SP1: SP1 is structurally similar to LPA, with the one difference of having a sphingosine backbone rather than glycerol. Sphingolipids are essential structural constituents of the plasma membrane of eukaryotic organisms and some bacteria, where they are highly enriched along with cholesterol in microdomains or lipid rafts. In response to a wide range of stressful stimuli, membrane sphingomyelin are rapidly metabolized to the bioactive sphingolipid intermediate, ceramide, and subsequently to sphingosine phosphorylation by two sphingosine kinases, resulting in the formation of SP1 [127].

3.2. Role of PAF, LPA, and SP1 in Atherosclerotic Progression

PAF: Experiments on animal models showed that PAF plays an important role in the pathogenesis of cardiovascular disorders, and some studies performed in humans reported elevated PAF levels in patients, with increased risk of ischemic events in those with coronary artery disease [68,69,70] (see Table 2). In particular, PAFs seems to stimulate reactive oxygen and nitrogen species, thus triggering the oxidative and nitrosative stress pathways, inducing vasoconstriction [128]. Various substances such as thrombin, angiotensin II, vasopressin, histamine, leukotrienes, and hydrogen peroxide cause the production of PAF in endothelial cells [129]. Other studies suggest that PAF plays a role in the evolution of myocardial injury observed during reperfusion [54] (see Table 1).

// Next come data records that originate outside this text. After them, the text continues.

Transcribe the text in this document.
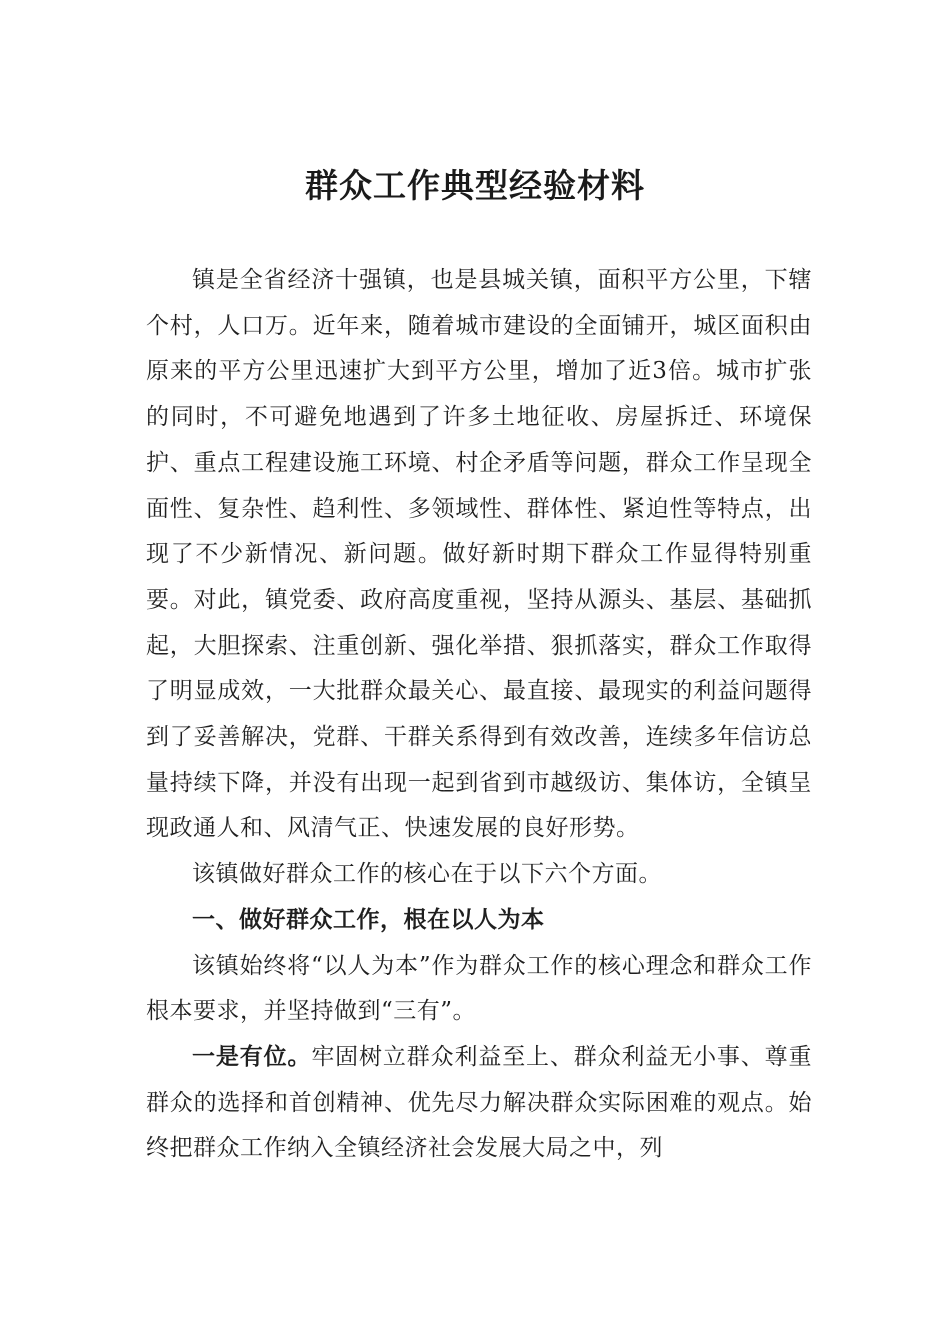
群众工作典型经验材料

镇是全省经济十强镇，也是县城关镇，面积平方公里，下辖个村，人口万。近年来，随着城市建设的全面铺开，城区面积由原来的平方公里迅速扩大到平方公里，增加了近3倍。城市扩张的同时，不可避免地遇到了许多土地征收、房屋拆迁、环境保护、重点工程建设施工环境、村企矛盾等问题，群众工作呈现全面性、复杂性、趋利性、多领域性、群体性、紧迫性等特点，出现了不少新情况、新问题。做好新时期下群众工作显得特别重要。对此，镇党委、政府高度重视，坚持从源头、基层、基础抓起，大胆探索、注重创新、强化举措、狠抓落实，群众工作取得了明显成效，一大批群众最关心、最直接、最现实的利益问题得到了妥善解决，党群、干群关系得到有效改善，连续多年信访总量持续下降，并没有出现一起到省到市越级访、集体访，全镇呈现政通人和、风清气正、快速发展的良好形势。

该镇做好群众工作的核心在于以下六个方面。

一、做好群众工作，根在以人为本

该镇始终将“以人为本”作为群众工作的核心理念和群众工作根本要求，并坚持做到“三有”。

一是有位。牢固树立群众利益至上、群众利益无小事、尊重群众的选择和首创精神、优先尽力解决群众实际困难的观点。始终把群众工作纳入全镇经济社会发展大局之中，列
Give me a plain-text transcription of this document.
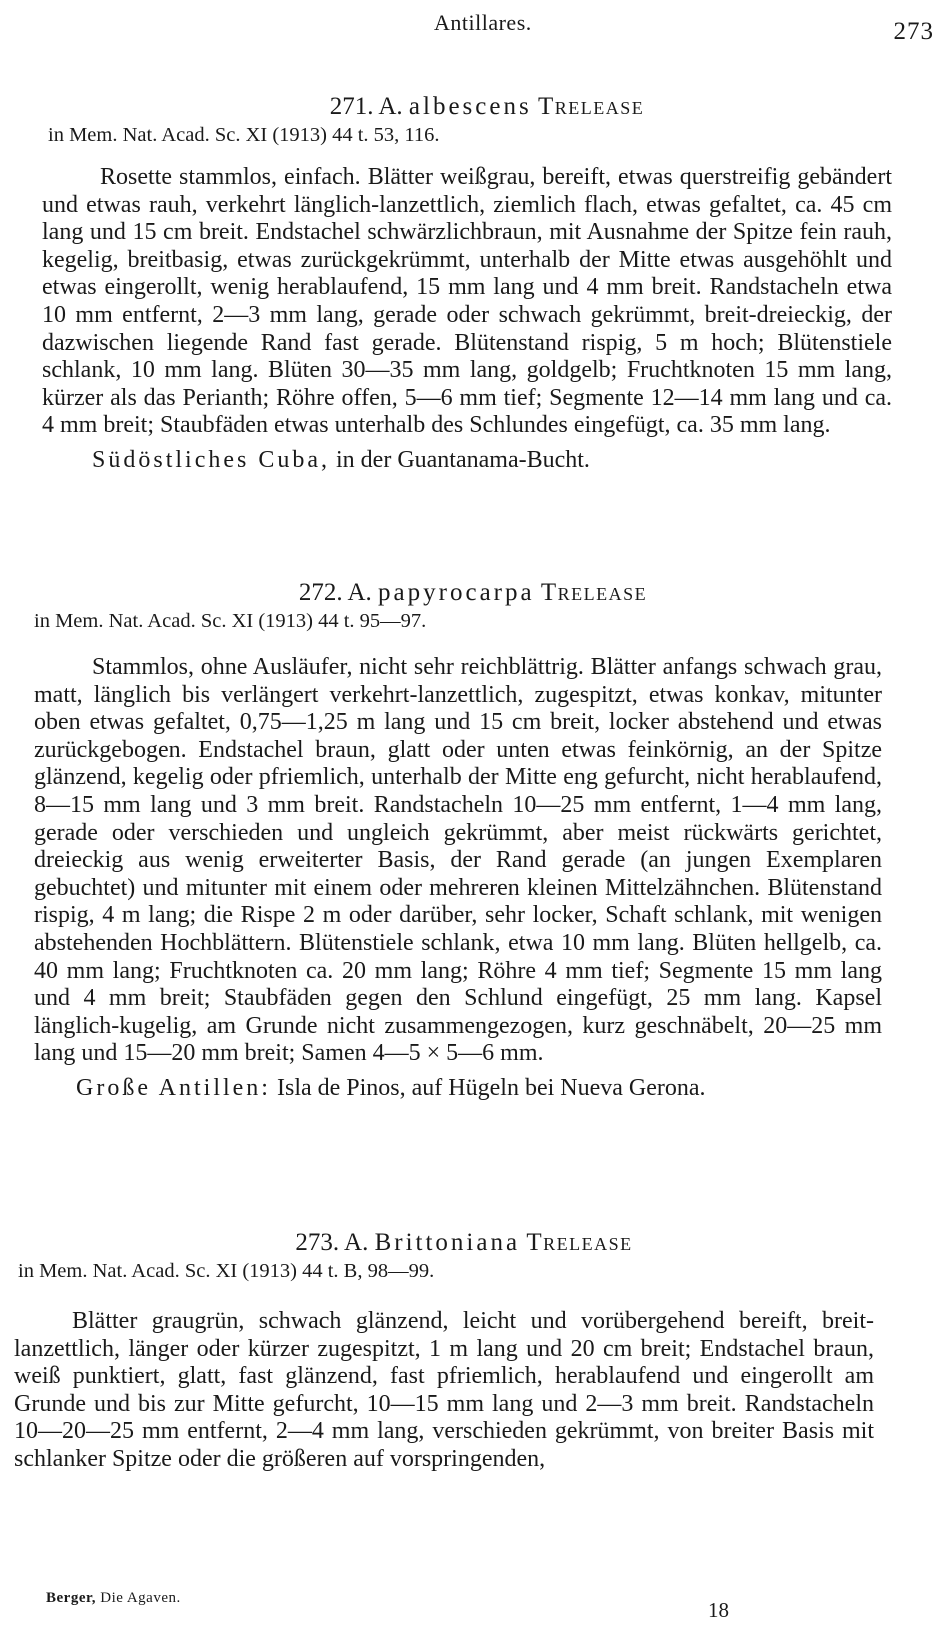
Antillares.	273
271. A. albescens Trelease

in Mem. Nat. Acad. Sc. XI (1913) 44 t. 53, 116.

Rosette stammlos, einfach. Blätter weißgrau, bereift, etwas querstreifig gebändert und etwas rauh, verkehrt länglich-lanzettlich, ziemlich flach, etwas gefaltet, ca. 45 cm lang und 15 cm breit. Endstachel schwärzlichbraun, mit Ausnahme der Spitze fein rauh, kegelig, breitbasig, etwas zurückgekrümmt, unterhalb der Mitte etwas ausgehöhlt und etwas eingerollt, wenig herablaufend, 15 mm lang und 4 mm breit. Randstacheln etwa 10 mm entfernt, 2—3 mm lang, gerade oder schwach gekrümmt, breit-dreieckig, der dazwischen liegende Rand fast gerade. Blütenstand rispig, 5 m hoch; Blütenstiele schlank, 10 mm lang. Blüten 30—35 mm lang, goldgelb; Fruchtknoten 15 mm lang, kürzer als das Perianth; Röhre offen, 5—6 mm tief; Segmente 12—14 mm lang und ca. 4 mm breit; Staubfäden etwas unterhalb des Schlundes eingefügt, ca. 35 mm lang.

Südöstliches Cuba, in der Guantanama-Bucht.

272. A. papyrocarpa Trelease

in Mem. Nat. Acad. Sc. XI (1913) 44 t. 95—97.

Stammlos, ohne Ausläufer, nicht sehr reichblättrig. Blätter anfangs schwach grau, matt, länglich bis verlängert verkehrt-lanzettlich, zugespitzt, etwas konkav, mitunter oben etwas gefaltet, 0,75—1,25 m lang und 15 cm breit, locker abstehend und etwas zurückgebogen. Endstachel braun, glatt oder unten etwas feinkörnig, an der Spitze glänzend, kegelig oder pfriemlich, unterhalb der Mitte eng gefurcht, nicht herablaufend, 8—15 mm lang und 3 mm breit. Randstacheln 10—25 mm entfernt, 1—4 mm lang, gerade oder verschieden und ungleich gekrümmt, aber meist rückwärts gerichtet, dreieckig aus wenig erweiterter Basis, der Rand gerade (an jungen Exemplaren gebuchtet) und mitunter mit einem oder mehreren kleinen Mittelzähnchen. Blütenstand rispig, 4 m lang; die Rispe 2 m oder darüber, sehr locker, Schaft schlank, mit wenigen abstehenden Hochblättern. Blütenstiele schlank, etwa 10 mm lang. Blüten hellgelb, ca. 40 mm lang; Fruchtknoten ca. 20 mm lang; Röhre 4 mm tief; Segmente 15 mm lang und 4 mm breit; Staubfäden gegen den Schlund eingefügt, 25 mm lang. Kapsel länglich-kugelig, am Grunde nicht zusammengezogen, kurz geschnäbelt, 20—25 mm lang und 15—20 mm breit; Samen 4—5 × 5—6 mm.

Große Antillen: Isla de Pinos, auf Hügeln bei Nueva Gerona.

273. A. Brittoniana Trelease

in Mem. Nat. Acad. Sc. XI (1913) 44 t. B, 98—99.

Blätter graugrün, schwach glänzend, leicht und vorübergehend bereift, breit-lanzettlich, länger oder kürzer zugespitzt, 1 m lang und 20 cm breit; Endstachel braun, weiß punktiert, glatt, fast glänzend, fast pfriemlich, herablaufend und eingerollt am Grunde und bis zur Mitte gefurcht, 10—15 mm lang und 2—3 mm breit. Randstacheln 10—20—25 mm entfernt, 2—4 mm lang, verschieden gekrümmt, von breiter Basis mit schlanker Spitze oder die größeren auf vorspringenden,

Berger, Die Agaven.	18
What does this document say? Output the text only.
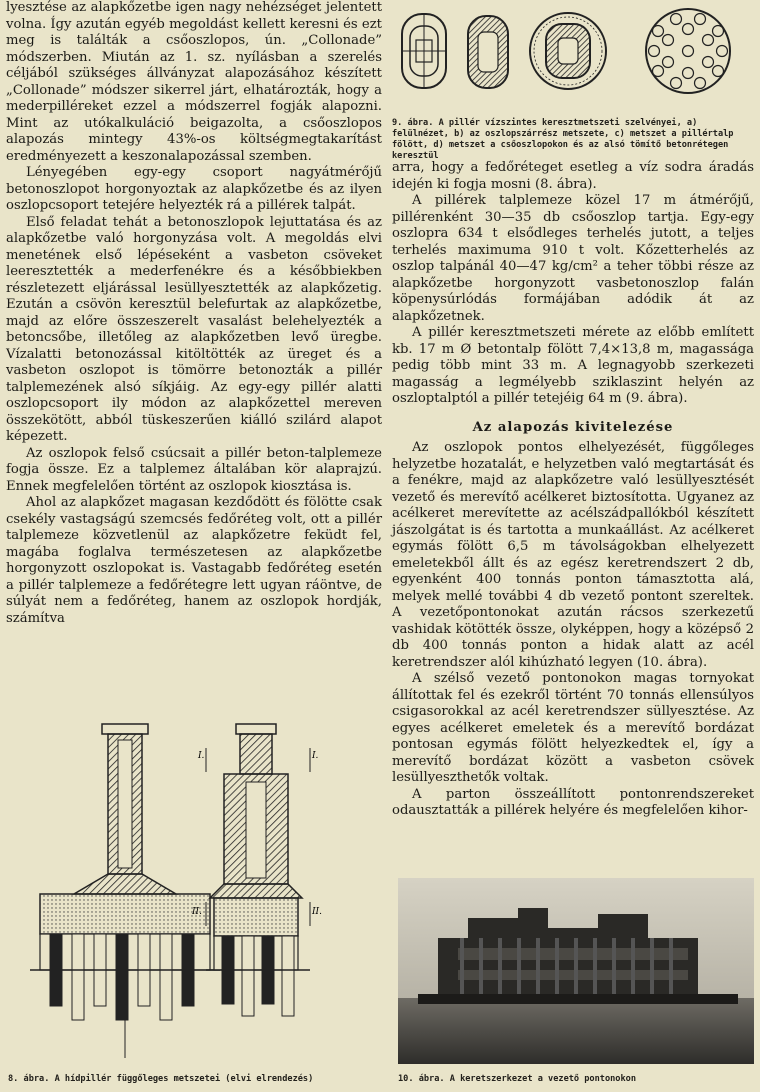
lyesztése az alapkőzetbe igen nagy nehézséget jelentett volna. Így azután egyéb megoldást kellett keresni és ezt meg is találták a csőoszlopos, ún. „Collonade” módszerben. Miután az 1. sz. nyílásban a szerelés céljából szükséges állványzat alapozásához készített „Collonade” módszer sikerrel járt, elhatározták, hogy a mederpilléreket ezzel a módszerrel fogják alapozni. Mint az utókalkuláció beigazolta, a csőoszlopos alapozás mintegy 43%-os költségmegtakarítást eredményezett a keszonalapozással szemben.

Lényegében egy-egy csoport nagyátmérőjű betonoszlopot horgonyoztak az alapkőzetbe és az ilyen oszlopcsoport tetejére helyezték rá a pillérek talpát.

Első feladat tehát a betonoszlopok lejuttatása és az alapkőzetbe való horgonyzása volt. A megoldás elvi menetének első lépéseként a vasbeton csöveket leeresztették a mederfenékre és a későbbiekben részletezett eljárással lesüllyesztették az alapkőzetig. Ezután a csövön keresztül belefurtak az alapkőzetbe, majd az előre összeszerelt vasalást belehelyezték a betoncsőbe, illetőleg az alapkőzetben levő üregbe. Vízalatti betonozással kitöltötték az üreget és a vasbeton oszlopot is tömörre betonozták a pillér talplemezének alsó síkjáig. Az egy-egy pillér alatti oszlopcsoport ily módon az alapkőzettel mereven összekötött, abból tüskeszerűen kiálló szilárd alapot képezett.

Az oszlopok felső csúcsait a pillér beton-talplemeze fogja össze. Ez a talplemez általában kör alaprajzú. Ennek megfelelően történt az oszlopok kiosztása is.

Ahol az alapkőzet magasan kezdődött és fölötte csak csekély vastagságú szemcsés fedőréteg volt, ott a pillér talplemeze közvetlenül az alapkőzetre feküdt fel, magába foglalva természetesen az alapkőzetbe horgonyzott oszlopokat is. Vastagabb fedőréteg esetén a pillér talplemeze a fedőrétegre lett ugyan ráöntve, de súlyát nem a fedőréteg, hanem az oszlopok hordják, számítva

9. ábra. A pillér vízszintes keresztmetszeti szelvényei, a) felülnézet, b) az oszlopszárrész metszete, c) metszet a pillértalp fölött, d) metszet a csőoszlopokon és az alsó tömítő betonrétegen keresztül

arra, hogy a fedőréteget esetleg a víz sodra áradás idején ki fogja mosni (8. ábra).

A pillérek talplemeze közel 17 m átmérőjű, pillérenként 30—35 db csőoszlop tartja. Egy-egy oszlopra 634 t elsődleges terhelés jutott, a teljes terhelés maximuma 910 t volt. Kőzetterhelés az oszlop talpánál 40—47 kg/cm² a teher többi része az alapkőzetbe horgonyzott vasbetonoszlop falán köpenysúrlódás formájában adódik át az alapkőzetnek.

A pillér keresztmetszeti mérete az előbb említett kb. 17 m Ø betontalp fölött 7,4×13,8 m, magassága pedig több mint 33 m. A legnagyobb szerkezeti magasság a legmélyebb sziklaszint helyén az oszloptalptól a pillér tetejéig 64 m (9. ábra).

Az alapozás kivitelezése

Az oszlopok pontos elhelyezését, függőleges helyzetbe hozatalát, e helyzetben való megtartását és a fenékre, majd az alapkőzetre való lesüllyesztését vezető és merevítő acélkeret biztosította. Ugyanez az acélkeret merevítette az acélszádpallókból készített jászolgátat is és tartotta a munkaállást. Az acélkeret egymás fölött 6,5 m távolságokban elhelyezett emeletekből állt és az egész keretrendszert 2 db, egyenként 400 tonnás ponton támasztotta alá, melyek mellé további 4 db vezető pontont szereltek. A vezetőpontonokat azután rácsos szerkezetű vashidak kötötték össze, olyképpen, hogy a középső 2 db 400 tonnás ponton a hidak alatt az acél keretrendszer alól kihúzható legyen (10. ábra).

A szélső vezető pontonokon magas tornyokat állítottak fel és ezekről történt 70 tonnás ellensúlyos csigasorokkal az acél keretrendszer süllyesztése. Az egyes acélkeret emeletek és a merevítő bordázat pontosan egymás fölött helyezkedtek el, így a merevítő bordázat között a vasbeton csövek lesüllyeszthetők voltak.

A parton összeállított pontonrendszereket odausztatták a pillérek helyére és megfelelően kihor-

I.	I.
II.	II.
8. ábra. A hídpillér függőleges metszetei (elvi elrendezés)	10. ábra. A keretszerkezet a vezető pontonokon
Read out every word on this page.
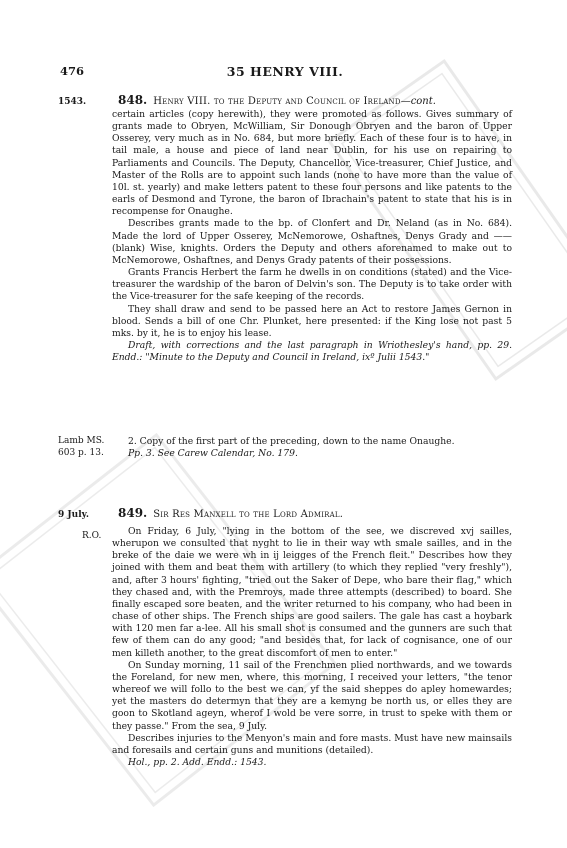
476	35 HENRY VIII.
1543.	848. Henry VIII. to the Deputy and Council of Ireland—cont.

certain articles (copy herewith), they were promoted as follows. Gives summary of grants made to Obryen, McWilliam, Sir Donough Obryen and the baron of Upper Osserey, very much as in No. 684, but more briefly. Each of these four is to have, in tail male, a house and piece of land near Dublin, for his use on repairing to Parliaments and Councils. The Deputy, Chancellor, Vice-treasurer, Chief Justice, and Master of the Rolls are to appoint such lands (none to have more than the value of 10l. st. yearly) and make letters patent to these four persons and like patents to the earls of Desmond and Tyrone, the baron of Ibrachain's patent to state that his is in recompense for Onaughe.

Describes grants made to the bp. of Clonfert and Dr. Neland (as in No. 684). Made the lord of Upper Osserey, McNemorowe, Oshaftnes, Denys Grady and —— (blank) Wise, knights. Orders the Deputy and others aforenamed to make out to McNemorowe, Oshaftnes, and Denys Grady patents of their possessions.

Grants Francis Herbert the farm he dwells in on conditions (stated) and the Vice-treasurer the wardship of the baron of Delvin's son. The Deputy is to take order with the Vice-treasurer for the safe keeping of the records.

They shall draw and send to be passed here an Act to restore James Gernon in blood. Sends a bill of one Chr. Plunket, here presented: if the King lose not past 5 mks. by it, he is to enjoy his lease.

Draft, with corrections and the last paragraph in Wriothesley's hand, pp. 29. Endd.: "Minute to the Deputy and Council in Ireland, ixº Julii 1543."

Lamb MS.
603 p. 13.

2. Copy of the first part of the preceding, down to the name Onaughe.

Pp. 3. See Carew Calendar, No. 179.

9 July.
R.O.
849. Sir Res Manxell to the Lord Admiral.

On Friday, 6 July, "lying in the bottom of the see, we discreved xvj sailles, wherupon we consulted that nyght to lie in their way wth smale sailles, and in the breke of the daie we were wh in ij leigges of the French fleit." Describes how they joined with them and beat them with artillery (to which they replied "very freshly"), and, after 3 hours' fighting, "tried out the Saker of Depe, who bare their flag," which they chased and, with the Premroys, made three attempts (described) to board. She finally escaped sore beaten, and the writer returned to his company, who had been in chase of other ships. The French ships are good sailers. The gale has cast a hoybark with 120 men far a-lee. All his small shot is consumed and the gunners are such that few of them can do any good; "and besides that, for lack of cognisance, one of our men killeth another, to the great discomfort of men to enter."

On Sunday morning, 11 sail of the Frenchmen plied northwards, and we towards the Foreland, for new men, where, this morning, I received your letters, "the tenor whereof we will follo to the best we can, yf the said sheppes do apley homewardes; yet the masters do determyn that they are a kemyng be north us, or elles they are goon to Skotland ageyn, wherof I wold be vere sorre, in trust to speke with them or they passe." From the sea, 9 July.

Describes injuries to the Menyon's main and fore masts. Must have new mainsails and foresails and certain guns and munitions (detailed).

Hol., pp. 2. Add. Endd.: 1543.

In conclusion, the effects of PAF are closely associated with atherosclerosis, through various mechanisms such as inflammation, endothelial dysfunction, oxidative and nitrosative stress, and platelet reactivity.
LPA: LPA exerts several effects on vasculature [130,131] resulting in vasoconstriction and increased blood pressure [132]. This happens through the activation of at least six known G-protein-coupled LPA receptors (LPARs) [133] and also peroxisome proliferator-activated receptor γ (PPARγ) [134], and P2Y10 [135]. Compared to normal arteries, individual LPARs are differentially expressed in human atherosclerotic lesions suggesting a distinct role in the initiation and progression of atherosclerosis [136]. Pathological conditions that involve platelet activation, such as inflammation and atherosclerosis, seem to increase LPA production [137]. LPA is elevated in the serum of patients with acute heart attacks [71] and with acute coronary syndrome [72] and is found accumulated in atherosclerotic plaques [73].
In the vasculature, platelets are one of the major sources of LPA production [138], and LPA in turn can contribute to thrombosis, a critical pathogenic condition of vascular diseases. LPA seems also to increase the permeability of the endothelium. In fact in HUVECs LPA via LPAR6-Gα13-RhoA-ROCK pathway induces actin stress fiber formation and increases cell permeability [139,140]. Finally, LPA promotes the progression of atherosclerosis via its various effects on inflammatory cells; for example, promoting inflammatory cell migration [141], cytokine secretion [142], and macrophage transformation [143]. LPA also regulates macrophage-related processes, ox-LDL uptake [143], and matrix metalloproteinase (MMP) secretion [144]. MMPs, particularly MMP9, are principle mediators of extracellular matrix production and degradation, which contribute to atherosclerotic plaque instability [145]. Key proteins in LPA homeostasis are increasingly dysregulated in the plaque during atherogenesis, favoring intracellular LPA production. This might at least partly explain the observed progressive accumulation of this thrombogenic proinflammatory lipid in human and mouse plaques. Thus, intervention in enzymatic LPA production may be an attractive measure to lower intraplaque LPA content, thereby reducing plaque progression and thrombogenicity [55].
SP1: S1P has emerged as a potent signaling molecule that regulates diverse cellular processes including cell proliferation, survival, differentiation, and migration [146], maintaining vascular integrity. S1P stimulates COX 2, suggesting the existence of a functional crosstalk between the sphingolipid and eicosanoid pathways [147]. Moreover, many of the cardioprotective functions of HDL, such as vasodilation, angiogenesis, and the endothelial barrier function, may be attributable to its S1P cargo [148]. In a mouse model of acute myocardial infarction, treatment with an engineered S1P chaperone (ApoM-Fc) attenuated myocardial damage after ischemia/reperfusion injury [56].
Additionally, ceramides, that belong to sphingolipids, are grouped in a class of bioactive lipids which are present during vascular inflammation [149], but they have opposing effects on vascular endothelium compared to S1P [150,151]. Ceramide properties mainly involve the regulation of apoptosis, and their signaling is potentially linked to atherosclerosis progression and pathology. Growing evidence indicates that circulating ceramides may predict acute cardiovascular risk, and may potentially be more predictive than LDL cholesterol [152].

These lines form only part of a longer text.